What do you think?
Here's my sitch:
I have 2 main disabilities. I have a stutter, and I have a bad social anxiety disorder. Since taking Anti-depressants, both are getting better. But getting a (real) job has been one of my biggest fears since forever.
Over the past 7 years (I'm 24) living with my parents, i've had random computer work, but I'm extremely good at it.
I went to college for some time, but didn't graduate, I passed my tech courses knowing more then the teachers (in some cases much more). It's the damned algebra that killed me.
I have knowledge and experience with a wide vareity of systems, sometimes going around trash morning and getting systems off the side of the street being thrown away and rebuilding/salvaging them for fun.
It's hard to explain my experience, on one hand i've never worked in a real IT enviorment, and on the other hand, I'm more comfortable with the insides of any computer then well, people and have a high knowledge and memory of a wide variety of standards from AT to modern ATX 2.2 (especially when it comes to AMD based systems)
I don't have my A+, but have practiced with A+ 2006 test software and made ~80-90% on all exams.
What I want really, is a job that has very little speech requirement (phone/helpdesk), but pays better then something entry level. From what i've been told "Bench tech" is what I'm looking for, but have found very little actual "bench tech" positions around the area (Dallas/Ft. Worth). Maybe I'm not looking in the right place?
What do you think? despite my moderately sparse experience, I have high technical ability and knowledge.
I've been getting more local work lately, and I do like the variety of systems I deal with. I think working in an IT enviorment as support staff sounds boring, working with the same kinda systems over and over. I've been told I should work for a public school, as my mother is a teacher and i've dealt with that school technology enviorment alot, albeit mostly for fun and knowledge (usually I end up cleaning up the local IT staffs messes).

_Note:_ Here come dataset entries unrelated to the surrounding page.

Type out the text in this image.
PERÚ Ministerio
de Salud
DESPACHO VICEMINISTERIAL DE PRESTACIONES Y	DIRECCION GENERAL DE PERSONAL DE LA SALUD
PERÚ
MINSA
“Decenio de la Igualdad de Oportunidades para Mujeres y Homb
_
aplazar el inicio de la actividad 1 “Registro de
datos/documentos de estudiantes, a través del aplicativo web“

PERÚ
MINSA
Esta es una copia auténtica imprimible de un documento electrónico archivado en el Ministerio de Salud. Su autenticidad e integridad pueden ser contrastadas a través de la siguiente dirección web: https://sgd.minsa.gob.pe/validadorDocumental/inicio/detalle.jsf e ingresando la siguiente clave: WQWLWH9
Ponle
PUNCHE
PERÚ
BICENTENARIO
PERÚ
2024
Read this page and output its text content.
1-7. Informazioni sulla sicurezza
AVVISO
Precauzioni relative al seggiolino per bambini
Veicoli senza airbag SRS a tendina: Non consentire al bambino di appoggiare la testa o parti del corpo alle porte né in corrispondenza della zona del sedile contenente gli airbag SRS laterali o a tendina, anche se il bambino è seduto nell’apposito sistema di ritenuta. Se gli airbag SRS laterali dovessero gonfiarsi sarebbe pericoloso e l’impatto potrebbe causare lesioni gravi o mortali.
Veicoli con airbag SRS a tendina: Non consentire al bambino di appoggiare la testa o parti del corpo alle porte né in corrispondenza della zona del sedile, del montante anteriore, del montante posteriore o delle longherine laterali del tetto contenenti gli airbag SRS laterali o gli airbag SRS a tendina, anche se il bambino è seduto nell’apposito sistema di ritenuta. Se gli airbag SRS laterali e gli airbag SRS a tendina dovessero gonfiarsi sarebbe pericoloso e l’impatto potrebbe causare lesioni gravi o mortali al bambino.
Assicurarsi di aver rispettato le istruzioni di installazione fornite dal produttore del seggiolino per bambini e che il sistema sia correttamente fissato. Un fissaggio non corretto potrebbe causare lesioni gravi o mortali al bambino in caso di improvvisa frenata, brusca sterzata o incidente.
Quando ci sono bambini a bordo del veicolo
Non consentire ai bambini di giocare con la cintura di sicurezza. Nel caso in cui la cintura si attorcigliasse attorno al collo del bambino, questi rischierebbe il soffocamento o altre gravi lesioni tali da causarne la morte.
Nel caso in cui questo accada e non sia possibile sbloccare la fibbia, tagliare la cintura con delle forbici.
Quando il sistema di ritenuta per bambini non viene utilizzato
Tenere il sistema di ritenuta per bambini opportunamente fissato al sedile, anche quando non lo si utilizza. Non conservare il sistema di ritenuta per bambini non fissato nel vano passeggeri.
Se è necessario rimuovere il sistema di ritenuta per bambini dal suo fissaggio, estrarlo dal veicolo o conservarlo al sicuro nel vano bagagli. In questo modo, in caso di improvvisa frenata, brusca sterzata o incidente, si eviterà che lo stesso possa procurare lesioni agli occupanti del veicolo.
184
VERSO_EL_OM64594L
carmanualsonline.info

what do you think is the best I could do? I'm not sure I ever want to rise to like network admin or a tech managerial position even after a few years. I seem to rather have fun solving computer problems then telling people what to do
you guys have the actual experience in the industry, tell me what you think.
oh yeah I have a ton of web experience too, I'm a PHP Guru, with high knowledge of HTML, javascript, and CSS. But PHP isn't mainstream enough to really get any serious work.